ファナハンの獲得している総票数は、三千五百二。無論、投票そのものをしていないプレイヤーもいるが、それにしても過去有数の獲得票だ。

そして対する、ヒスイにサクラと呼ばれた少女の顔写真の下の数字は――――

既に、四桁に昇っていた。

「く、そッ!」

「おーおー、結構票獲ってるやんか。口だけやなかったそうやなぁ、領主君?これやったら、あてらが用意した二千五百人じゃ、ちと足りんなぁ」

その言葉に、ファナハンの視線は再度ジックラドの上空へと向かう。

さきほどまでひっきりなしにアバターを吐き出していた湧出エフェクトは、すでにそこまでない。点々とアバターを吐き出しているだけだ。

―――票数が及ばなかったら、後十五分で再び俺が領主に固定されるッ!そうなれば、来期の選挙戦まで領主の座は揺るぎはしない!!

追い詰められた鼠が、僅かな希望に口角を引き上げる。

だが、彼は知らない。

ケットシーが、()()()()()()()()()で勝算をつけているはずもないことを。

「そんじゃ――――第二陣行こか」

「…………………は?」

ヒスイの言葉が耳に届くまで、いったいどれだけかかったろう。

彼女は嗜虐的(サディスティック)な笑みを口元に湛え、くるりと上機嫌に煙管を回す。

「いんやぁ、あんまり一度に入らすとサーバが心配やろう?だから、全部で四分割したんやけど。
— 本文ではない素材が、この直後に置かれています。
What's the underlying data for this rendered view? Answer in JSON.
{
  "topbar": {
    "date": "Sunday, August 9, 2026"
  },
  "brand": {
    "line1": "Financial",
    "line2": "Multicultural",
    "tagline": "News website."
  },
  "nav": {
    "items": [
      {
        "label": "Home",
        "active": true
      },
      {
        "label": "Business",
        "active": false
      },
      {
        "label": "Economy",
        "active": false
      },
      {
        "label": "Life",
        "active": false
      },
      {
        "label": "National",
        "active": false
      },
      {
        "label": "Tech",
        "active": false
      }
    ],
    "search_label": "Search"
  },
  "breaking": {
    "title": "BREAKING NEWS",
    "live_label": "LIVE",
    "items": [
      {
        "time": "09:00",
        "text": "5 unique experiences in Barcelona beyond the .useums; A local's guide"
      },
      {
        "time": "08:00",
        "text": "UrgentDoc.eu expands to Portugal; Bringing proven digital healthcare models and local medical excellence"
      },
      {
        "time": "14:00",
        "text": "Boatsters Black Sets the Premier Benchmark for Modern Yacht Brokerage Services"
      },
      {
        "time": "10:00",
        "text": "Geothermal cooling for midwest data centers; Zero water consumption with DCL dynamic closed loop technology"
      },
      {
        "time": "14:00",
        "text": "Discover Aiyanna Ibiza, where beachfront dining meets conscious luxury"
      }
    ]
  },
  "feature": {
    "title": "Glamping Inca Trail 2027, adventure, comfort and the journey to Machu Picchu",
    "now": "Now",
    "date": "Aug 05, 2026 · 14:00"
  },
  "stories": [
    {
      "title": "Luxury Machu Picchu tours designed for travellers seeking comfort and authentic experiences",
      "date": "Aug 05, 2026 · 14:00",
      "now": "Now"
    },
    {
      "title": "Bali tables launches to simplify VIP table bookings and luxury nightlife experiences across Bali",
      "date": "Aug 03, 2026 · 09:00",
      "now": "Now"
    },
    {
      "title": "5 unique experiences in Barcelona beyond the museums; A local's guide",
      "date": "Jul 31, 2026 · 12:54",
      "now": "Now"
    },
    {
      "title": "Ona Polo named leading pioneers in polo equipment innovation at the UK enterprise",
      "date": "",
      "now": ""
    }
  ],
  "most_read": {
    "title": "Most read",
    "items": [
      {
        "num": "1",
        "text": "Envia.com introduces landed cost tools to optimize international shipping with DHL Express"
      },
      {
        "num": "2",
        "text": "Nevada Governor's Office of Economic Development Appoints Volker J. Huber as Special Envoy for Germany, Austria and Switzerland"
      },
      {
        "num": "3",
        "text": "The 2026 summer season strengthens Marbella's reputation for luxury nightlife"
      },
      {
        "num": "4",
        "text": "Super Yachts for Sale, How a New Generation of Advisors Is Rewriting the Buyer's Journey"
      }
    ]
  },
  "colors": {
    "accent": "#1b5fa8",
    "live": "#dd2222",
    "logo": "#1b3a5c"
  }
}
どうや?優しい配慮やろ?」

言うや否や、彼女は傍らに控える執政部のプレイヤーと思しきアバター達に目配せする。

彼女らはあらかじめ開いておいた大量のウインドウに対し、ホロキーボードを使ってタイピングした。

その数秒後。

再び、溢れんばかりの光が降り注ぎ、人の波とも形容できる大洪水が上からバケツをひっくり返したように出現した。

その数は、先刻の第一波に負けずとも劣っていない。

数字の上での優位性は、あっという間に剥ぎ取られた。

「――――ッ」

ずしゃ、という音が、力の抜けた膝が石畳の地面と接触する音だと理解するのに、ファナハンは五秒ほどかかった。

視界が狭窄する。

ノドが変な風に震えている。

頭は、正常な反応を返してはいなかった。

だが、それでも現実はどうしようもなく厳然と、そして冷然として進行する。

異常な心拍数に、装着しているアミュスフィアが警告音を鳴らすが、それさえもファナハンはどこか遠い音のようにくぐもって聞こえた。